Ты хочешь подарить каждому по любовному письму, потому что видел: получая их, люди плачут или смеются, – но поверь, к твоим любовным письмам люди останутся равнодушными.
Мало дать. Нужно сотворить того, кто получит. Чтобы шахматы радовали, нужно вырастить игрока. Чтобы любили, должна существовать жажда любви. Богу нужен алтарь. Принуждая моих дозорных ходить сто шагов туда и сто обратно по крепостной стене, я строю в них царство.
CXCV
Прекрасна та поэзия, что преобразится в поступки, воодушевив в тебе все, даже мускулы. Поэзия – священнодействие.
Но соблюдение правил, обычаев, обязательств, возведение храма и торжественное шествие по дням года – тоже поступки, только другого рода.
Я писал для того, чтобы обратить тебя в свою веру, дав тебе почувствовать, пусть едва ощутимо, благо преображения и позволив на него надеяться.
* * *
Конечно, ты мог читать меня рассеянно и ничего не почувствовать, ничего не почерпнуть. Конечно, можно исполнить обряд и не очнуться, не пуститься в рост. Душевная скупость легко отстранится от благородства, таящегося в обряде.

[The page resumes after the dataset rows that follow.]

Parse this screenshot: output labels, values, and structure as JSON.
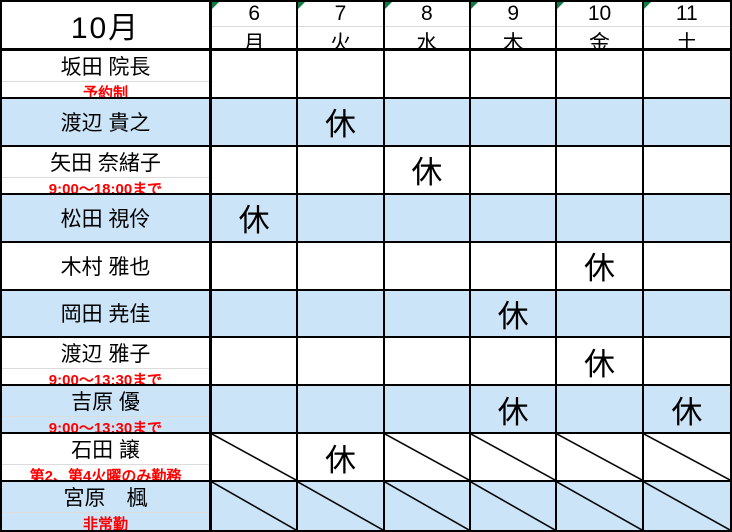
{
  "colors": {
    "row_highlight": "#cce4f7",
    "note_red": "#ff0000",
    "flag_green": "#107c41",
    "grid_line": "#000000"
  },
  "header": {
    "month_label": "10月",
    "days": [
      {
        "date": "6",
        "weekday": "月"
      },
      {
        "date": "7",
        "weekday": "火"
      },
      {
        "date": "8",
        "weekday": "水"
      },
      {
        "date": "9",
        "weekday": "木"
      },
      {
        "date": "10",
        "weekday": "金"
      },
      {
        "date": "11",
        "weekday": "土"
      }
    ]
  },
  "day_off_label": "休",
  "rows": [
    {
      "name": "坂田 院長",
      "note": "予約制",
      "cells": [
        "",
        "",
        "",
        "",
        "",
        ""
      ]
    },
    {
      "name": "渡辺 貴之",
      "note": "",
      "cells": [
        "",
        "休",
        "",
        "",
        "",
        ""
      ]
    },
    {
      "name": "矢田 奈緒子",
      "note": "9:00～18:00まで",
      "cells": [
        "",
        "",
        "休",
        "",
        "",
        ""
      ]
    },
    {
      "name": "松田 視伶",
      "note": "",
      "cells": [
        "休",
        "",
        "",
        "",
        "",
        ""
      ]
    },
    {
      "name": "木村 雅也",
      "note": "",
      "cells": [
        "",
        "",
        "",
        "",
        "休",
        ""
      ]
    },
    {
      "name": "岡田 尭佳",
      "note": "",
      "cells": [
        "",
        "",
        "",
        "休",
        "",
        ""
      ]
    },
    {
      "name": "渡辺 雅子",
      "note": "9:00～13:30まで",
      "cells": [
        "",
        "",
        "",
        "",
        "休",
        ""
      ]
    },
    {
      "name": "吉原 優",
      "note": "9:00～13:30まで",
      "cells": [
        "",
        "",
        "",
        "休",
        "",
        "休"
      ]
    },
    {
      "name": "石田 譲",
      "note": "第2、第4火曜のみ勤務",
      "cells": [
        "diag",
        "休",
        "diag",
        "diag",
        "diag",
        "diag"
      ]
    },
    {
      "name": "宮原　楓",
      "note": "非常勤",
      "cells": [
        "diag",
        "diag",
        "diag",
        "diag",
        "diag",
        "diag"
      ]
    }
  ]
}
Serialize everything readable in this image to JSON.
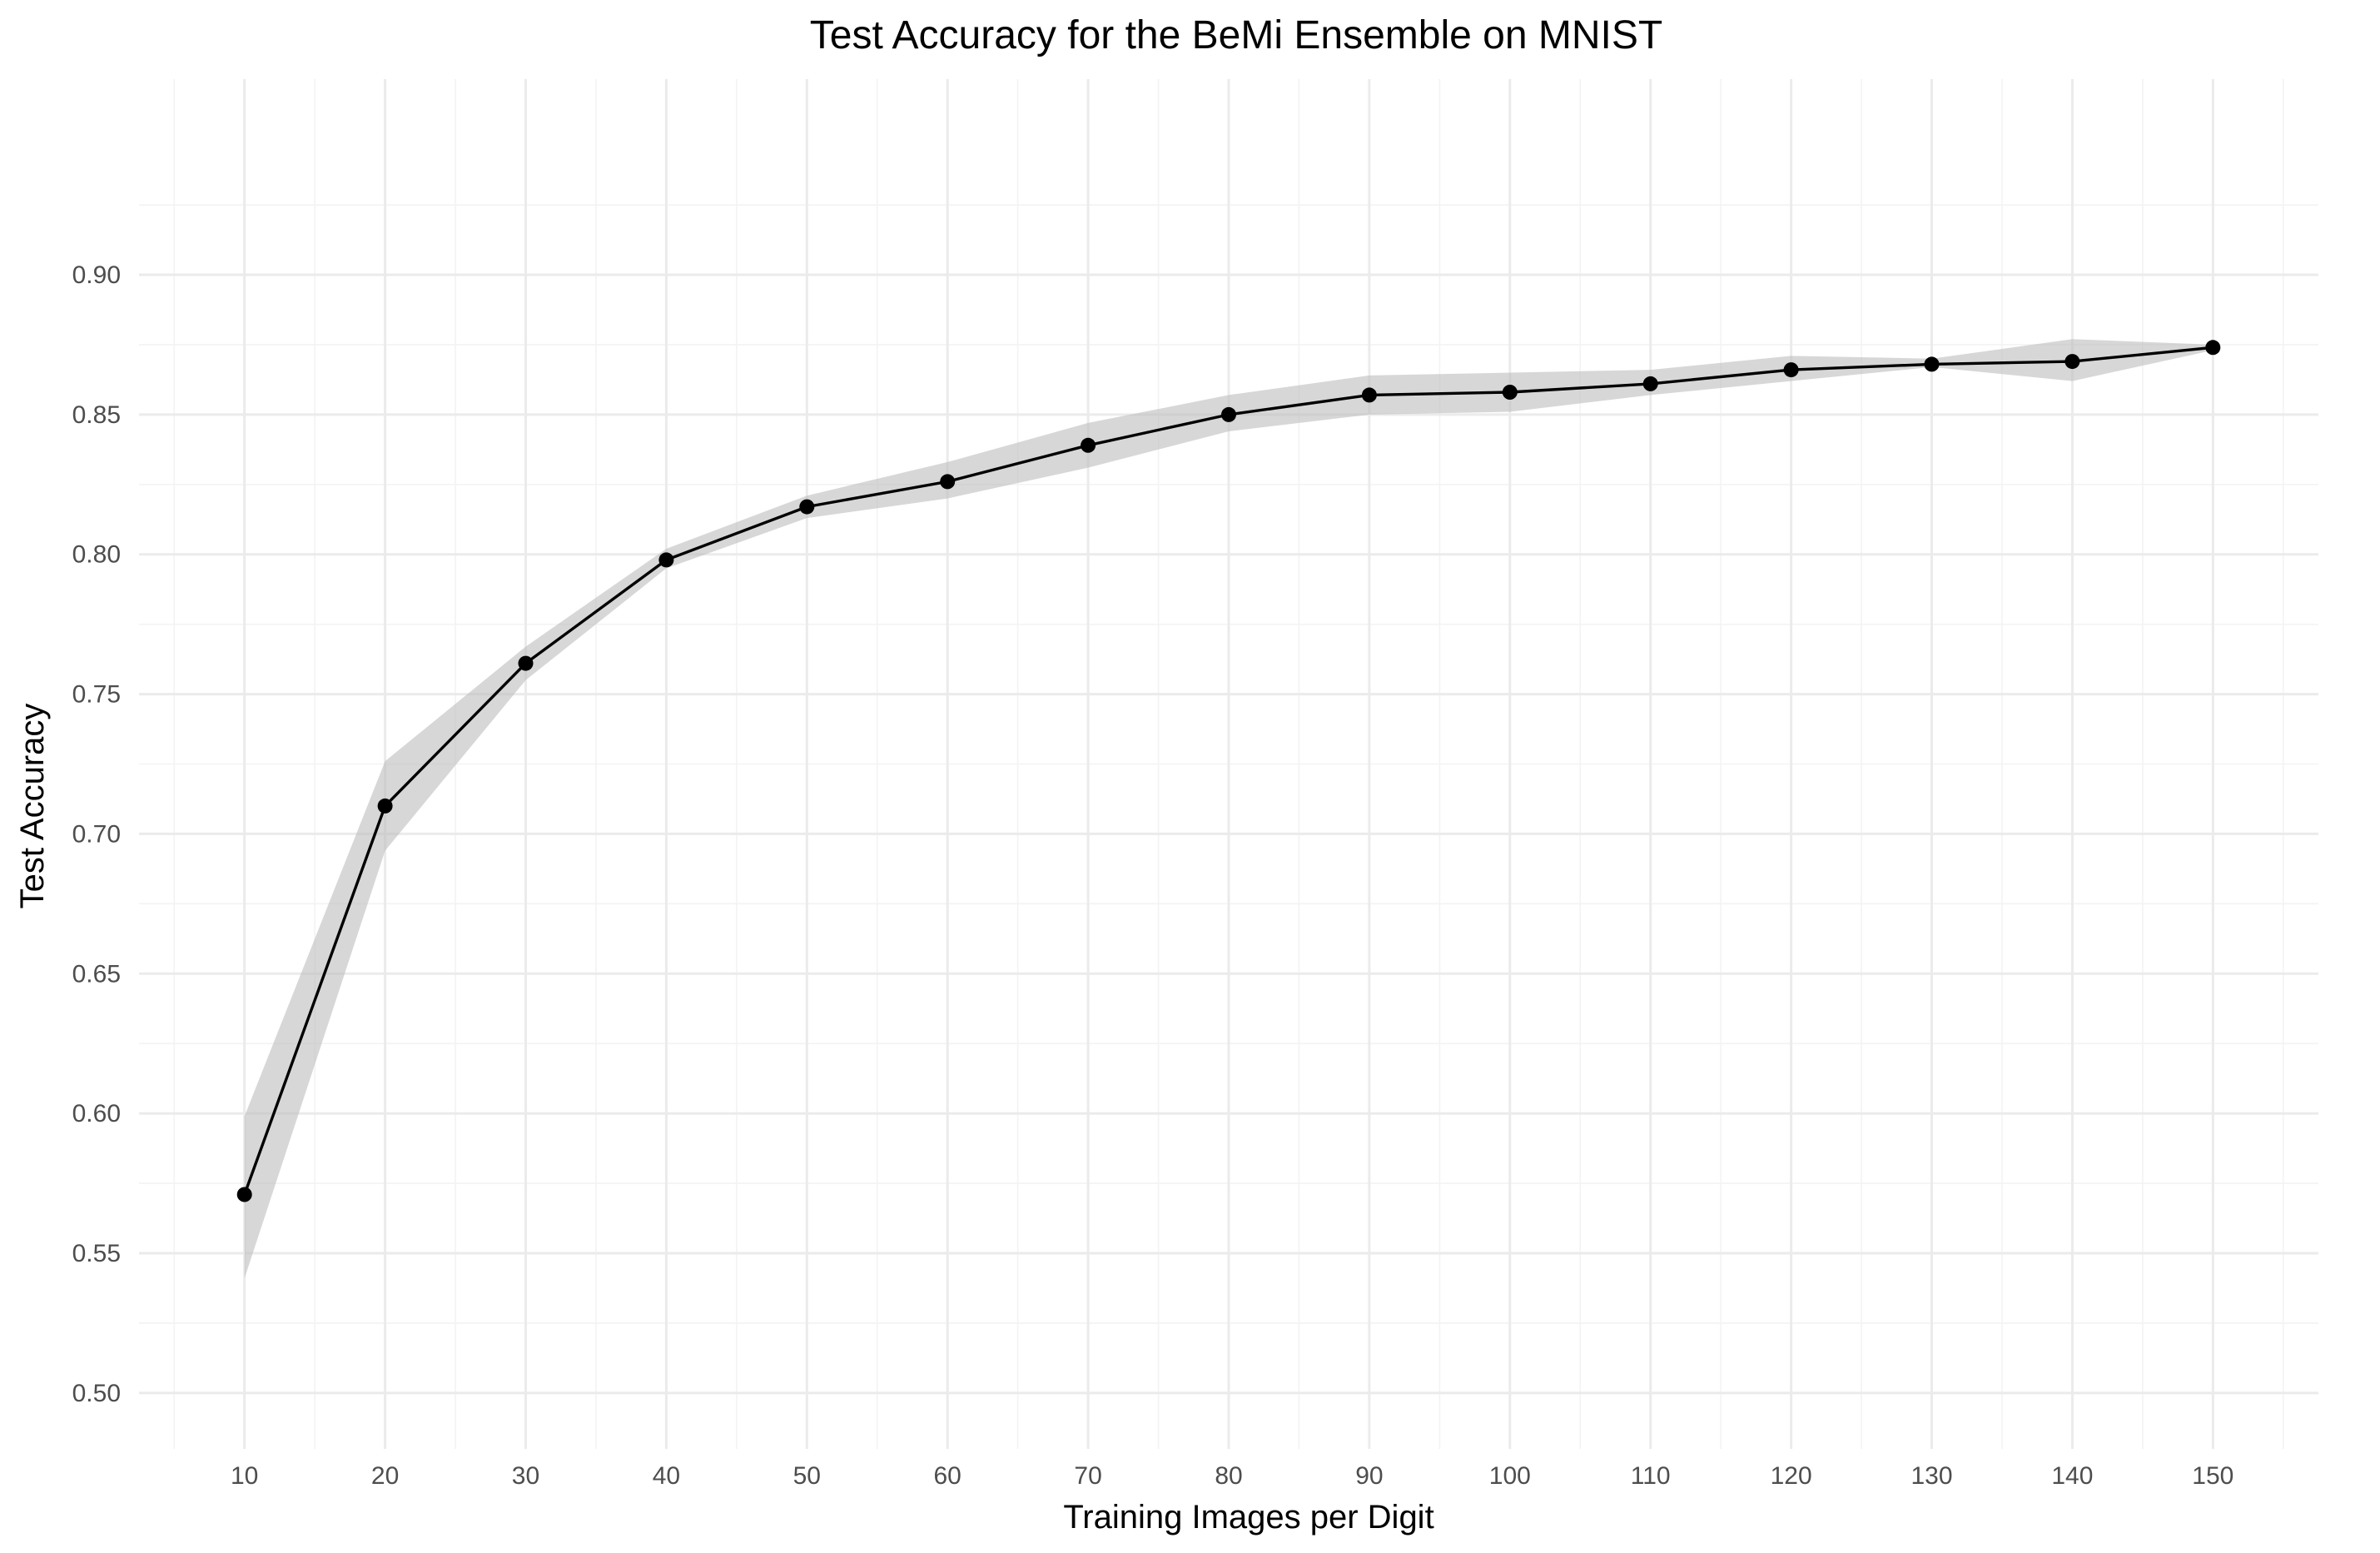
{
  "chart_data": {
    "type": "line",
    "title": "Test Accuracy for the BeMi Ensemble on MNIST",
    "xlabel": "Training Images per Digit",
    "ylabel": "Test Accuracy",
    "x": [
      10,
      20,
      30,
      40,
      50,
      60,
      70,
      80,
      90,
      100,
      110,
      120,
      130,
      140,
      150
    ],
    "series": [
      {
        "values": [
          0.571,
          0.71,
          0.761,
          0.798,
          0.817,
          0.826,
          0.839,
          0.85,
          0.857,
          0.858,
          0.861,
          0.866,
          0.868,
          0.869,
          0.874
        ],
        "lower": [
          0.541,
          0.694,
          0.755,
          0.795,
          0.813,
          0.82,
          0.831,
          0.844,
          0.85,
          0.851,
          0.857,
          0.862,
          0.867,
          0.862,
          0.873
        ],
        "upper": [
          0.599,
          0.726,
          0.767,
          0.802,
          0.821,
          0.833,
          0.847,
          0.857,
          0.864,
          0.865,
          0.866,
          0.871,
          0.87,
          0.877,
          0.875
        ]
      }
    ],
    "xticks": [
      "10",
      "20",
      "30",
      "40",
      "50",
      "60",
      "70",
      "80",
      "90",
      "100",
      "110",
      "120",
      "130",
      "140",
      "150"
    ],
    "yticks": [
      "0.50",
      "0.55",
      "0.60",
      "0.65",
      "0.70",
      "0.75",
      "0.80",
      "0.85",
      "0.90"
    ],
    "xlim": [
      2.5,
      157.5
    ],
    "ylim": [
      0.48,
      0.97
    ],
    "grid": true,
    "legend": "none",
    "colors": {
      "line": "#000000",
      "band": "#bdbdbd",
      "grid": "#ebebeb"
    }
  }
}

Я совсем не рассчитываю, что в каждый свой час ты будешь мне послушен, как не рассчитываю, что мой дозорный в каждый свой час будет исполнен усердия к царству. Мне достаточно, если среди многих часов один будет моим. И может случиться, что дозорного, от которого я не требую неустанного усердия, в час, когда он мечтает об ужине, посетит озарение, ибо дух не бдит неусыпно, иначе ты ослепнешь, но морю придает смысл черная жемчужина, неведомо кем и когда найденная, году придает смысл праздник, а жизни – смерть.